Portugal e a Bomba-Relógio Demográfica.


A diminuição da natalidade é uma bomba-relógio para a segurança social portuguesa. E os efeitos desta crise demográfica não se vão fazer sentir só nas próximas décadas, mas também a curto prazo já.


É inevitável não criar preocupação a leitura dos números que o INE apresentou sobre a natalidade em Portugal. Em 2023, a queda acentuada de nascimentos trouxe à tona um problema estrutural que a nível nacional não temos conseguido inverter. Os dados deste estudo recente estimam menos 430 nascimentos que no ano anterior, sendo que o INE indica que a redução destes números poderá ser ainda maior. Estes números, vistos isoladamente, podem parecer marginais até mas representam mais um sinal preocupante de como estamos numa trajetória perigosamente descendente no país.

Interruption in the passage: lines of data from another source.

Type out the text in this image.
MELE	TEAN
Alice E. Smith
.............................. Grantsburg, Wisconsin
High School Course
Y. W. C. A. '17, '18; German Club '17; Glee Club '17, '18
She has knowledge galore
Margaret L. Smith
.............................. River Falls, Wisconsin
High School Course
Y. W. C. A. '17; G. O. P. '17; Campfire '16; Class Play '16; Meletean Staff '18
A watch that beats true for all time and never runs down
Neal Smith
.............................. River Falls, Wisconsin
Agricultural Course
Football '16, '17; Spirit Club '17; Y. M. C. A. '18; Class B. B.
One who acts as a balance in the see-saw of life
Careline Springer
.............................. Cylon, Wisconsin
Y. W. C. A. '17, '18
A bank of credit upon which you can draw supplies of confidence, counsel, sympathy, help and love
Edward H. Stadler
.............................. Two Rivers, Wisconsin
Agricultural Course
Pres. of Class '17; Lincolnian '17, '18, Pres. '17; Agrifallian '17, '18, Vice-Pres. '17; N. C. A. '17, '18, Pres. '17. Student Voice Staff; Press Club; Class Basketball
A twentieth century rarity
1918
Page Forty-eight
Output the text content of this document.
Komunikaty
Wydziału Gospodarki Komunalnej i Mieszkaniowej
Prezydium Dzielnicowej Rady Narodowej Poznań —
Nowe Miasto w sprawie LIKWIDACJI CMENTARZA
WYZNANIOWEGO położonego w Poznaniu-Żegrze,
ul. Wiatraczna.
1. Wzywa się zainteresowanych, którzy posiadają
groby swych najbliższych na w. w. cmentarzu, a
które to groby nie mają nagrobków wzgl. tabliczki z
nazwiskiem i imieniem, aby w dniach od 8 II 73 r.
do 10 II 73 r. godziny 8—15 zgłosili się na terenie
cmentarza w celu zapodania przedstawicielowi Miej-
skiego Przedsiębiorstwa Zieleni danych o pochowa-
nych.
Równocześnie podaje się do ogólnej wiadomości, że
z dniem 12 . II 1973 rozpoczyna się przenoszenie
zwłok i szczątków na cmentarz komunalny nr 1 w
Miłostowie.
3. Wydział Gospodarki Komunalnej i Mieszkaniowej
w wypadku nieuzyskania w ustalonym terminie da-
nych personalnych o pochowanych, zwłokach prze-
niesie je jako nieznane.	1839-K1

Se formos rigorosos nestes números, e tivermos a capacidade de sair do óbvio e filtrar conclusões, podemos verificar que o problema se agrava quando dividimos estes números por nascimentos entre filhos de mães portuguesas e mães estrangeiras.

É importante verificar nestes números vindos a público dizem-nos que nos últimos 12 anos já assistimos a uma diminuição de mais de 20 mil nascimentos referentes às mães residentes em Portugal. Paralelamente, ao mesmo tempo, o nascimento de filhos de mães estrangeiras representava, em 2018, 10% do total de nascimentos ao passo que agora, nos números de 2023, já são 22%. Estes números demonstram que o declínio da natalidade nas mães portuguesas é ainda mais acentuado e que os nascimentos estão cada vez mais dependentes da imigração. Pelos números, isto é factual. O impacto é direto na sustentabilidade de setores chave, como sempre chamado a palco nesta altura, a nossa Segurança Social.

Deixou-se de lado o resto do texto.